Книга Достоевского неисчерпаема. Я мог бы целыми днями искать и находить в ней все новые черты, свидетельствующие все о том же. Одна из них, прекрасная, даже восхитительная, только что пришла мне на ум: истеричность матери и дочери Хохлаковых. Карамазовская стихия, зараженность всем новым, больным, дурным, воплощена здесь в двух фигурах. Мать — просто больная женщина. У этой натуры, прочно укорененной в традиции и старине, истерия не переходит границ болезни, слабости, глупости. Но у ее великолепной дочери уже не упадок сил, а избыток их, нереализованные возможности оборачиваются истерией и проявляются как болезнь.
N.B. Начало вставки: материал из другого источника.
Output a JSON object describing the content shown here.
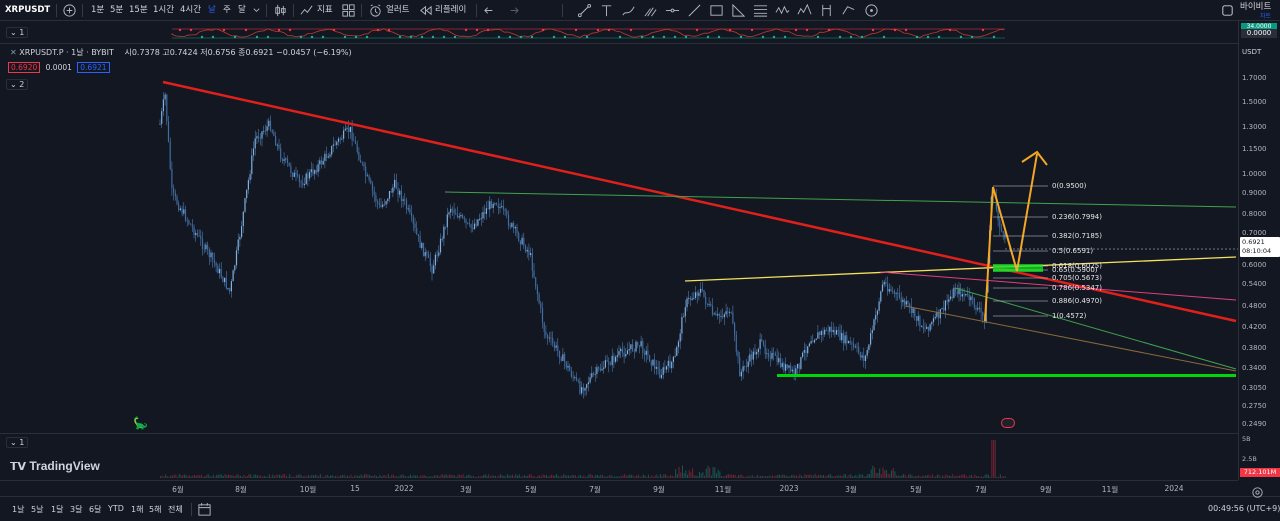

Переживая сложное время между детством и зрелостью, в опасных, болезненных чудачествах и фантазиях дочь идет гораздо дальше, чем заурядная мать, и все-таки даже самые ошеломляющие, самые злые и бесстыдные выходки дочери отличают невинность и сила, которые определенно обещают плодотворное будущее. Мать Хохлакова — истеричка, ее впору отправлять в санаторий, вот и все. Дочь — нервнобольная, и в ее болезни проявляются благороднейшие, но подавленные порывы.
И что же, эти-то процессы в психике вымышленных книжных персонажей якобы означают закат Европы?!
Несомненно. Они — такие же знаки его, как весной любая травинка, если на нее устремлен взор человека духовно зоркого, — знак жизни и ее вечности, а сорванный ноябрьским ветром листок — знак смерти и ее неизбежности. Возможно, весь «закат Европы» будет «только» внутренним, перевернет «только» душевную жизнь одного поколения и не пойдет дальше переосмысления обветшавших символов, переоценки ценностей. Что ж, причиной гибели античности, этой первой блистательной формы европейской культуры, был не Нерон, не Спартак, не германские племена, а «только» принесенный из Азии росток мысли, простой, древней, бесхитростной мысли, которая зародилась гораздо раньше, но лишь в ту эпоху приняла форму учения Иисуса.
Если кому-то угодно, вполне можно изучать «Карамазовых» и как явление литературы, «как художественное произведение». Если бессознательное целого континента и целой эпохи явилось кошмарным вещим сном пророку-сновидцу и исторгло у него жуткий хриплый вопль, то, разумеется, можно изучать этот вопль и вооружившись критериями учителя пения. Вне всякого сомнения, Достоевский был, помимо прочего, высоко одаренным писателем, несмотря на чудовищные огрехи, какие можно найти в его книгах и каких не бывает, например, у Тургенева, значительного писателя, но только писателя. Пророк Исайя также весьма одаренный писатель, но это ли важно? У Достоевского, и в частности в «Карамазовых», встречаются почти неестественно безвкусные места, каких никогда не найдешь у художников слова, они, впрочем, попадаются лишь там, где и автор, и читатель уже по ту сторону искусства. И все-таки этот русский пророк вновь и вновь заявляет о себе как художник, как художник мирового уровня, и испытываешь странное чувство, подумав о том, что в те годы, когда он уже написал все свои книги, великими европейскими писателями считались у нас совсем другие авторы.